Department of Development and Regeneration, KU Leuven, Leuven, Belgium.
Division of Nephrology, Department of Pediatrics, Faculty of Medicine, University Hospital of Kinshasa, University of Kinshasa, Kinshasa, Democratic Republic of Congo.
Pediatr Nephrol. 2021 Apr;36(4):777-788. doi: 10.1007/s00467-020-04553-z. Epub 2020 Apr 6.
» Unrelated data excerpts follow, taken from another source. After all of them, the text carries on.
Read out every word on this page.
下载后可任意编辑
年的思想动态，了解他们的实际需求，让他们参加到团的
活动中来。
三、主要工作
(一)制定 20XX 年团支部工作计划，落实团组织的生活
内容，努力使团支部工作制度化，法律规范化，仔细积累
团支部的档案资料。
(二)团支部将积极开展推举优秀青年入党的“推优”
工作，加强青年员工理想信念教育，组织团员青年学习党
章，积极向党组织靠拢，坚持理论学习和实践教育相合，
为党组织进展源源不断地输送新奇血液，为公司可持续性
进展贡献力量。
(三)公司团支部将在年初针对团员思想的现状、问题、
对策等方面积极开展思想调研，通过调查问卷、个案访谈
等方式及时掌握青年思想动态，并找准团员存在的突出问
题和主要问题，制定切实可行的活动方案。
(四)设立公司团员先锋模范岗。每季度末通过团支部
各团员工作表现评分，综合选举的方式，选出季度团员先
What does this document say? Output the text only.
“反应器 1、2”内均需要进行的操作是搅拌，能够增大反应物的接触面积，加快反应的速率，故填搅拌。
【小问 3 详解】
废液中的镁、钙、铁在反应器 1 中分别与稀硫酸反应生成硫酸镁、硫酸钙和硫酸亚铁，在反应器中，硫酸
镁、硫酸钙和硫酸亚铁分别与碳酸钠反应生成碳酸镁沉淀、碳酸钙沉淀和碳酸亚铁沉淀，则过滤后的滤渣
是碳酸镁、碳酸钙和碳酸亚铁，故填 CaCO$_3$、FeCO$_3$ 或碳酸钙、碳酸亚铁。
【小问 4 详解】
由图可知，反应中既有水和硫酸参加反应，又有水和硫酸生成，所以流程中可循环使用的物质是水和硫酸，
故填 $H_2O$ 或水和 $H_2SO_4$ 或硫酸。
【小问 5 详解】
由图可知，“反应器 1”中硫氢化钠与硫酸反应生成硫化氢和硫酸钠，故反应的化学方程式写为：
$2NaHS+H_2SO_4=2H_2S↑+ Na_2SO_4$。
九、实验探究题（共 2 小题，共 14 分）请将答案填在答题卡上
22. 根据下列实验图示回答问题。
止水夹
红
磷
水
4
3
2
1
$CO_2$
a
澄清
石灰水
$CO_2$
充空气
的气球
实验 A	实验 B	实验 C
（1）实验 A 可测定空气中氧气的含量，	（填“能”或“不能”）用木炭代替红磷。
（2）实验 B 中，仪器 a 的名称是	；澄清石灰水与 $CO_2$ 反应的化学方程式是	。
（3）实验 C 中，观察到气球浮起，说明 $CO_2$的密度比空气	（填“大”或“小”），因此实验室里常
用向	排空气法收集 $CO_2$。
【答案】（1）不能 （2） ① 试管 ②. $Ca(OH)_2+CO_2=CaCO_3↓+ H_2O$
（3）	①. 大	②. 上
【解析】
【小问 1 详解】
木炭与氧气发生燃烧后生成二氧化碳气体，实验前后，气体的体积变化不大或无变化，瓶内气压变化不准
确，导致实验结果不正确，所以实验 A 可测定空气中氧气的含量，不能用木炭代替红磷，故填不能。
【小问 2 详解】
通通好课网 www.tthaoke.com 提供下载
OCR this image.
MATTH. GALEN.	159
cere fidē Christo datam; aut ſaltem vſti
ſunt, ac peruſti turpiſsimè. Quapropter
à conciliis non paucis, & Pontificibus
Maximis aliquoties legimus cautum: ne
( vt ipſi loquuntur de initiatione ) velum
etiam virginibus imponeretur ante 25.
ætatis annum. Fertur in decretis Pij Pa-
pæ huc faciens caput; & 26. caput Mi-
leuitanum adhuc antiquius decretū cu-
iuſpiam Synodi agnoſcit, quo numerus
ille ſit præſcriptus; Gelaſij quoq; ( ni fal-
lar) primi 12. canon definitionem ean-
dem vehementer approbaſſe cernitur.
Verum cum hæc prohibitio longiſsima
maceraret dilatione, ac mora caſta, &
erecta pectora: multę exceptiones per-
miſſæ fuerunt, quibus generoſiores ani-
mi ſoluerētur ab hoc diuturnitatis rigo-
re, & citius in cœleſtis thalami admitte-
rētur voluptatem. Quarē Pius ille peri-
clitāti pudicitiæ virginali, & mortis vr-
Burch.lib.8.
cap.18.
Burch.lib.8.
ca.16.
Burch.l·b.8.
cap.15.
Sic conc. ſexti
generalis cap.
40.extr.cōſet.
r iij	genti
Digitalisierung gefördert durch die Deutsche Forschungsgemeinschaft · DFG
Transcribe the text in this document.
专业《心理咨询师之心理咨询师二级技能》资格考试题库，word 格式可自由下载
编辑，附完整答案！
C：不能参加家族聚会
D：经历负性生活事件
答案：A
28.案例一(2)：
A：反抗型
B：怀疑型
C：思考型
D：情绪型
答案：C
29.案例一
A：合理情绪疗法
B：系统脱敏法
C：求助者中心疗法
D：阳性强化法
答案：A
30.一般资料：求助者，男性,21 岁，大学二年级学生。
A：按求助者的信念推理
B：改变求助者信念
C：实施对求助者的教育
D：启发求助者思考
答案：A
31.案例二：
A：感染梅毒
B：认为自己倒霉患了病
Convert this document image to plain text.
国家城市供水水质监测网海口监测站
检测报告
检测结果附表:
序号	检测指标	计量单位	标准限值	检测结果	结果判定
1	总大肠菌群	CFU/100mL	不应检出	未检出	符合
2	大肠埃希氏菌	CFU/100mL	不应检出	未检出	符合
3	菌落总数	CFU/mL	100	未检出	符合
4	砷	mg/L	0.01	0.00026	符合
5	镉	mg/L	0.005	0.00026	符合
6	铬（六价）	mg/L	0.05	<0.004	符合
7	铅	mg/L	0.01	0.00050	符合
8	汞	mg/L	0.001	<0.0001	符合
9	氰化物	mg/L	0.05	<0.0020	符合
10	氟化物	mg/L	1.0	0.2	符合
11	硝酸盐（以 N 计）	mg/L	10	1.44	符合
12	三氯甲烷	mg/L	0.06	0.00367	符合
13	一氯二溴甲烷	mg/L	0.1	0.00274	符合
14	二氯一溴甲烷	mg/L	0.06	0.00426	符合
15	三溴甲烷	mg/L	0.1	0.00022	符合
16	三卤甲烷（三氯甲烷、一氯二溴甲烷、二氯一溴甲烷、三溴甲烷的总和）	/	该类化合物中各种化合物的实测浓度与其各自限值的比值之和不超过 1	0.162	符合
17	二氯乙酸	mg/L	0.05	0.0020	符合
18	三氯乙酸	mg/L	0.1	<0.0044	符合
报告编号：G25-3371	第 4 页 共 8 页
Individuals of African origin have an increased risk of developing various progressive chronic kidney diseases (CKD). This risk has been attributed to genetic variants (G1, G2) in apolipoprotein-L1 (APOL1) gene. In the pediatric population, especially in children affected by sickle cell disease (SCD), by human immunodeficiency virus (HIV), or with various glomerular diseases, APOL1 risk variants have been associated with the development of hypertension, albuminuria, and more rapid decline of kidney function. The present review focuses on existing APOL1-related epidemiological data in children with CKD. It also includes data from studies addressing racial disparities in CKD, the APOL1-related innate immunity, and the relationship between APOL1 and CKD and pathogenic pathways mediating APOL1-related kidney injury.
非洲裔个体发生各种进行性慢性肾脏病(CKD)的风险增加。这种风险归因于载脂蛋白-L1(APOL1)基因中的遗传变异(G1、G2)。在儿科人群中,特别是在患有镰状细胞病(SCD)、人类免疫缺陷病毒(HIV)或各种肾小球疾病的儿童中,APOL1 风险变异与高血压、蛋白尿和肾功能更快下降有关。本综述重点介绍了与 CKD 儿童相关的现有 APOL1 相关流行病学数据。它还包括了研究种族差异、APOL1 相关先天免疫以及 APOL1 与 CKD 之间关系以及介导 APOL1 相关肾损伤的致病途径的相关数据。